Page MenuHomePhabricator

UTF-8 validity assertion failure
Closed, ResolvedPublic

Description

See transcript below:

[subbu@earth:~/work/wmf/parsoid] cat /tmp/wt
<poem>
{{lang-my-Mymr|ၶိူဝ်းႁဝ်ၶိူဝ်းရႃႇၸႃႇ}}
</poem>

[subbu@earth:~/work/wmf/parsoid] php bin/parse.php < /tmp/wt
Wikimedia\Assert\InvariantException from line 159 of /home/subbu/work/wmf/parsoid/vendor/wikimedia/assert/src/Assert.php: Invariant failed: Bad UTF-8 at end of string (3 byte sequence)
#0 /home/subbu/work/wmf/parsoid/src/Utils/PHPUtils.php(206): Wikimedia\Assert\Assert::invariant(false, 'Bad UTF-8 at en...')
#1 /home/subbu/work/wmf/parsoid/src/Tokens/SourceRange.php(81): Parsoid\Utils\PHPUtils::safeSubstr('<poem>\n{{lang-m...', 21, 63)
#2 /home/subbu/work/wmf/parsoid/src/Wt2Html/TT/TemplateHandler.php(891): Parsoid\Tokens\SourceRange->substr('<poem>\n{{lang-m...')
#3 /home/subbu/work/wmf/parsoid/src/Wt2Html/TT/TemplateHandler.php(760): Parsoid\Wt2Html\TT\TemplateHandler->getArgInfo(Array)
...

Without the poem-extension wrapper, the assertion doesn't trigger

Event Timeline

ssastry triaged this task as Medium priority.Sep 3 2019, 9:52 PM
ssastry moved this task from Backlog to Bugs, Notices, Crashers on the Parsoid-PHP board.

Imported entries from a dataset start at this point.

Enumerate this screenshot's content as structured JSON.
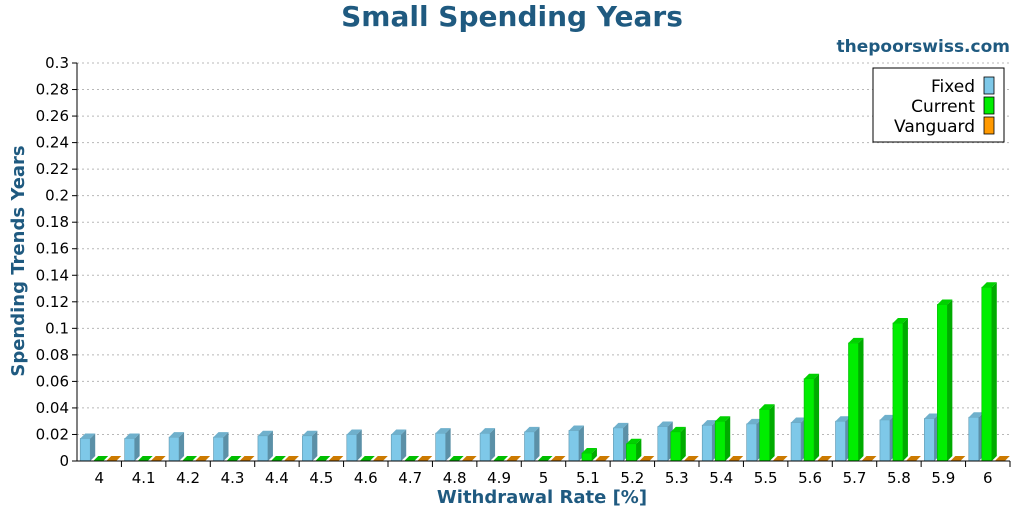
{
  "chart_data": {
    "type": "bar",
    "title": "Small Spending Years",
    "watermark": "thepoorswiss.com",
    "xlabel": "Withdrawal Rate [%]",
    "ylabel": "Spending Trends Years",
    "ylim": [
      0,
      0.3
    ],
    "yticks": [
      "0",
      "0.02",
      "0.04",
      "0.06",
      "0.08",
      "0.1",
      "0.12",
      "0.14",
      "0.16",
      "0.18",
      "0.2",
      "0.22",
      "0.24",
      "0.26",
      "0.28",
      "0.3"
    ],
    "categories": [
      "4",
      "4.1",
      "4.2",
      "4.3",
      "4.4",
      "4.5",
      "4.6",
      "4.7",
      "4.8",
      "4.9",
      "5",
      "5.1",
      "5.2",
      "5.3",
      "5.4",
      "5.5",
      "5.6",
      "5.7",
      "5.8",
      "5.9",
      "6"
    ],
    "grid": true,
    "legend_position": "top-right",
    "series": [
      {
        "name": "Fixed",
        "color": "#7ec8e8",
        "values": [
          0.017,
          0.017,
          0.018,
          0.018,
          0.019,
          0.019,
          0.02,
          0.02,
          0.021,
          0.021,
          0.022,
          0.023,
          0.025,
          0.026,
          0.027,
          0.028,
          0.029,
          0.03,
          0.031,
          0.032,
          0.033
        ]
      },
      {
        "name": "Current",
        "color": "#00ee00",
        "values": [
          0,
          0,
          0,
          0,
          0,
          0,
          0,
          0,
          0,
          0,
          0,
          0.006,
          0.013,
          0.022,
          0.03,
          0.039,
          0.062,
          0.089,
          0.104,
          0.118,
          0.131
        ]
      },
      {
        "name": "Vanguard",
        "color": "#ff9900",
        "values": [
          0,
          0,
          0,
          0,
          0,
          0,
          0,
          0,
          0,
          0,
          0,
          0,
          0,
          0,
          0,
          0,
          0,
          0,
          0,
          0,
          0
        ]
      }
    ]
  }
}
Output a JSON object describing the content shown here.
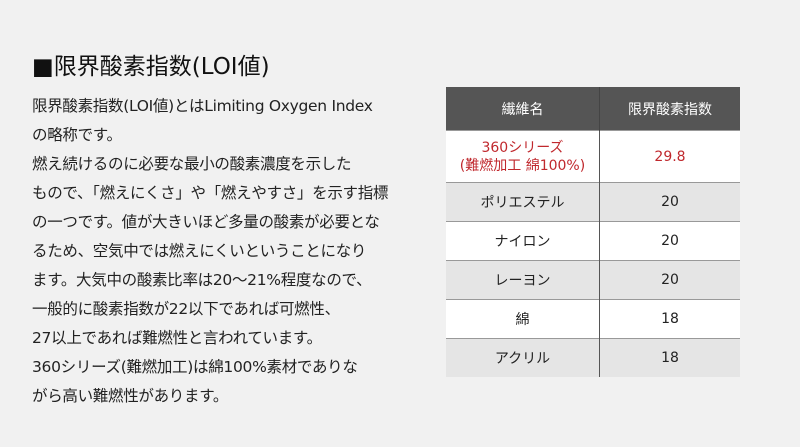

Change 536316 had a related patch set uploaded (by C. Scott Ananian; owner: C. Scott Ananian):
[mediawiki/services/parsoid@master] WIP: clear invalid DSRs in <poem>

https://gerrit.wikimedia.org/r/536316

Change 536316 merged by jenkins-bot:
[mediawiki/services/parsoid@master] Clear invalid DSRs in <poem>

https://gerrit.wikimedia.org/r/536316